Von Katja Tichomirowa, Moskau. Eine schematische Darstellung des einst allmächtigen sowjetischen Geheimdienstes KGB würde die „taz“ vermutlich in ihre Rubrik „die wirrsten Graphiken der Welt“ einordnen. Bevor der frühere russische Präsident Boris Jelzin zu einer Entflechtung des Geheimdienstes ansetzte, war der KGB ein krakenarmiges Monster, dessen Einflussbreich nahezu grenzenlos war. Diese Machtfülle wird der KGB-Nachfolger - der Föderale Sicherheitsdienst FSB - nun bald wieder erreicht haben, denn die von Jelzin nach dem gescheiterten Putsch 1991 geschaffenen selbständig agierenden Sicherheitsdienste – die Grenztruppen und der Kommunikationsgeheimdienst FAPSI - werden nach dem Willen Wladimir Putins wieder dem FSB untergeordnet.
Die bislang ebenfalls unabhängige Steuerpolizei wird aufgelöst, ihre ca. 40 000 Mitarbeiter einer neuen Behörde des Innenministeriums unterstellt, die sich dem Kampf gegen den Drogenhandel widmen soll. Lediglich die Auslandsaufklärung und der Personenschutz für Spitzenpolitiker konnten sich einer Übernahme durch den FSB bis dato widersetzen.

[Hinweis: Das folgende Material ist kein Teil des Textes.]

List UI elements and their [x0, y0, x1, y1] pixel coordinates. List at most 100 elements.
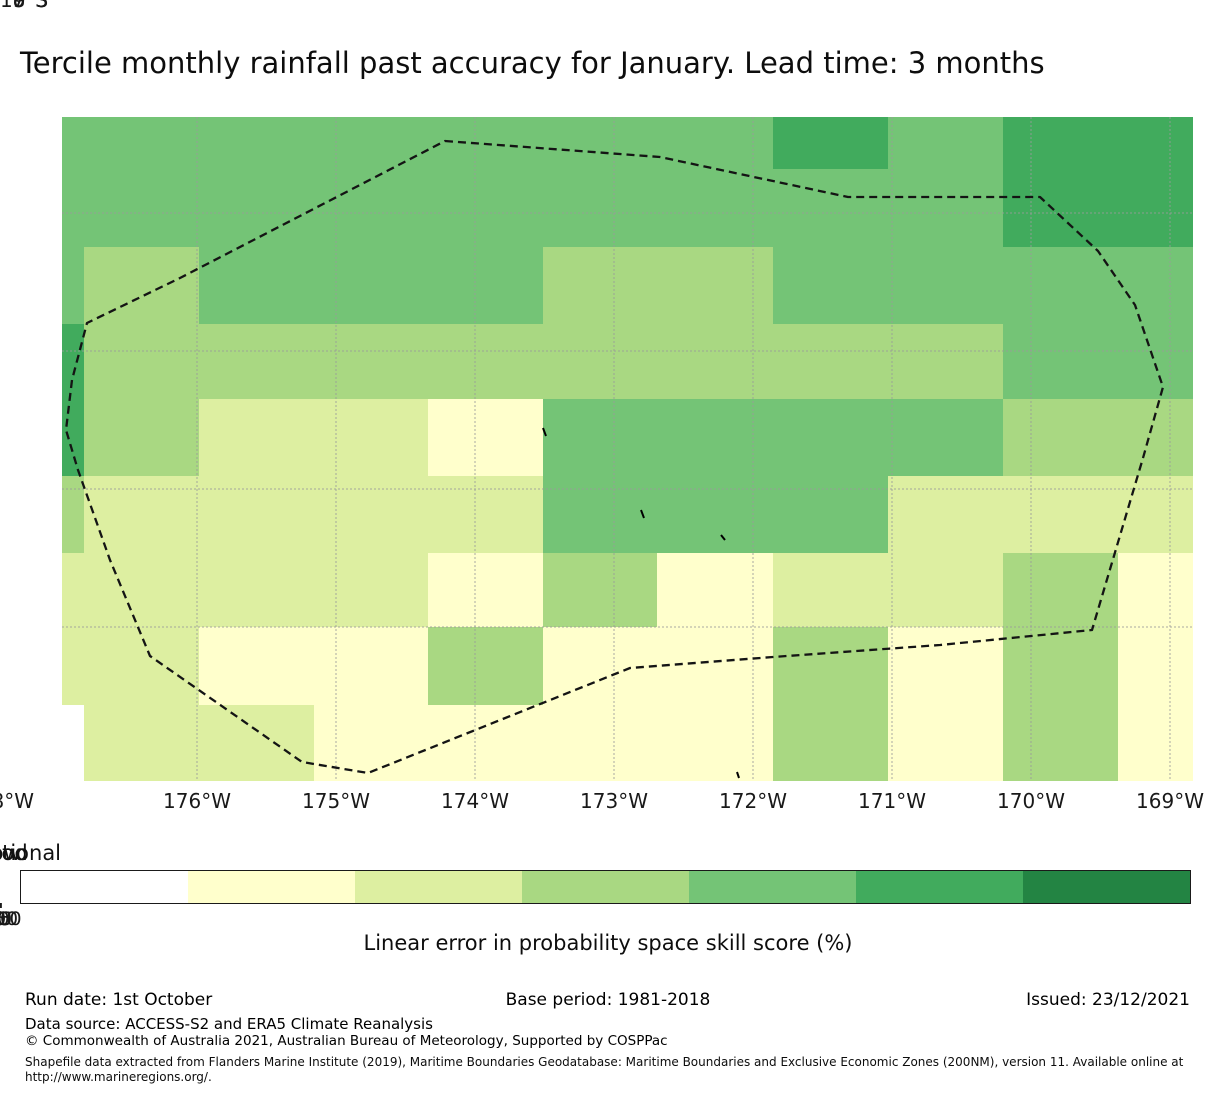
heatmap-cell — [888, 627, 1003, 705]
heatmap-cell — [1003, 553, 1118, 627]
chart-title: Tercile monthly rainfall past accuracy f… — [20, 46, 1045, 80]
heatmap-cell — [62, 705, 84, 781]
heatmap-cell — [1118, 476, 1193, 553]
heatmap-cell — [1003, 117, 1118, 169]
colorbar-category-good: Good — [0, 841, 28, 865]
heatmap-cell — [657, 553, 773, 627]
y-tick-label: 9°S — [12, 0, 48, 12]
heatmap-cell — [543, 247, 657, 324]
heatmap-cell — [1003, 399, 1118, 476]
heatmap-cell — [543, 553, 657, 627]
heatmap-cell — [199, 324, 314, 399]
heatmap-cell — [773, 476, 888, 553]
heatmap-cell — [428, 627, 543, 705]
heatmap-cell — [888, 247, 1003, 324]
heatmap-cell — [199, 705, 314, 781]
heatmap-cell — [773, 117, 888, 169]
heatmap-cell — [314, 705, 428, 781]
heatmap-cell — [199, 399, 314, 476]
heatmap-cell — [543, 705, 657, 781]
x-tick-label: 168°W — [0, 789, 34, 813]
colorbar-caption: Linear error in probability space skill … — [363, 931, 853, 955]
heatmap-cell — [314, 324, 428, 399]
y-tick-label: 7°S — [12, 0, 48, 12]
heatmap-cell — [428, 553, 543, 627]
heatmap-cell — [657, 169, 773, 247]
heatmap-cell — [543, 324, 657, 399]
x-tick-label: 173°W — [580, 789, 648, 813]
island-mark — [736, 771, 740, 779]
colorbar-segment — [355, 871, 522, 903]
run-date-text: Run date: 1st October — [25, 990, 213, 1010]
colorbar-segment — [21, 871, 188, 903]
heatmap-cell — [428, 169, 543, 247]
heatmap-cell — [773, 553, 888, 627]
heatmap-cell — [1003, 476, 1118, 553]
heatmap-cell — [1118, 399, 1193, 476]
heatmap-cell — [199, 117, 314, 169]
heatmap-cell — [1003, 247, 1118, 324]
heatmap-cell — [773, 247, 888, 324]
heatmap-cell — [314, 627, 428, 705]
heatmap-cell — [1118, 247, 1193, 324]
heatmap-cell — [888, 553, 1003, 627]
heatmap-cell — [199, 553, 314, 627]
heatmap-cell — [199, 247, 314, 324]
colorbar-segment — [856, 871, 1023, 903]
heatmap-cell — [773, 169, 888, 247]
heatmap-cell — [428, 476, 543, 553]
heatmap-cell — [888, 705, 1003, 781]
heatmap-cell — [314, 553, 428, 627]
data-source-text: Data source: ACCESS-S2 and ERA5 Climate … — [25, 1015, 433, 1033]
heatmap-cell — [314, 117, 428, 169]
heatmap-cell — [314, 476, 428, 553]
heatmap-cell — [1003, 705, 1118, 781]
heatmap-cell — [657, 627, 773, 705]
heatmap-cell — [1118, 705, 1193, 781]
heatmap-cell — [888, 324, 1003, 399]
heatmap-cell — [1118, 117, 1193, 169]
heatmap-cell — [84, 705, 199, 781]
heatmap-cell — [428, 705, 543, 781]
base-period-text: Base period: 1981-2018 — [505, 990, 711, 1010]
heatmap-cell — [888, 117, 1003, 169]
colorbar-segment — [689, 871, 856, 903]
heatmap-cell — [1003, 627, 1118, 705]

Der personelle Zuwachs für den FSB ist bemerkenswert: Die Grenztruppen verfügen über ca. 210 000, der Kommunikationsüberwachungsdienst FAPSI über 54 000 Mitarbeiter. Bislang hatte der FSB 80 000 Bedienstete. Dem Inlandsgeheimdienst wächst jedoch nicht nur das Personal, sondern auch die Budgets der einzelnen „Abteilungen“ zu: allein die Grenztruppen verfügen über eine Jahresbudget von 22 Milliarden Rubel (ca. 64,7 Millionen Euro). Der FSB wird damit sein bisheriges Jahresbudget von 9,5 Milliarden Rubel mehr als verdoppeln.
Mit dem Kommunikationsgeheimdienst FAPSI, der u.a. mit der Überwachung der russischen Telefongesellschaften, Internetprovider und Softwareanbieter betraut ist, erweitert der FSB nicht nur seine Abhörmöglichkeiten, er erhält möglicherweise auch die Kontrolle über das elektronische Datenverarbeitungssystem „Wybori“, mit dem Wählerstimmen ausgezählt werden. In neun Monaten wird in Russland ein neues Parlament gewählt und die russischen Tageszeitungen Gaseta und Wremja Nowostej erwähnten in der vergangenen Woche im Zusammenhang mit der FAPSI-Übernahme durch den FSB die Möglichkeit von Wahlmanipulationen. Der Sprecher des FAPSI, Sergej Popow, verwahrte sich umgehend gegen Unterstellungen dieser Art. Es gebe keinerlei Verbindungen zwischen FAPSI und „Wybori“, so Popow.
Wladimir Putin, selbst ehemaliger Geheimdienstoffizier, habe mit der Umstrukturierung des Sicherheitsdienstes seine Hausmacht stärken wollen, heißt es. Bis heute unterliegt der FSB keinerlei parlamentarischer Kontrolle, sondern ist dem Präsidenten direkt unterstellt. Um so bemerkenswerter ist, dass die Reaktion russischer Medien und Politiker auf den Machtzuwachs des FSB erstaunlich gelassen ausfiel. Zwar warnten einige Parlamentarier, vor den Gefahren einer unkontrollierbaren Super-Behörde. Doch selbst die liberale Parlamentssprecherin Irina Chakamada sieht in der Umstrukturierung „einen Schritt zu mehr Effizienz“. Mehrheitlich wurden die Veränderungen begrüßt als eine angemessene Reaktion Putins auf die insgesamt bedrohlichere Sicherheitslage des Landes.
Lediglich die russische Tageszeitung Iswestija bemerkte, dass in einem Land, in dem die behördlichen Strukturen ohnehin an Ineffizienz litten, die Schaffung eines Monster-Ministerium zur Folge hätte, dass dessen Arme zwar buchstäblich in jeden Lebensbereich hineinreichen würden, es aber unfähig sein werde, auch nur irgendetwas zu regulieren.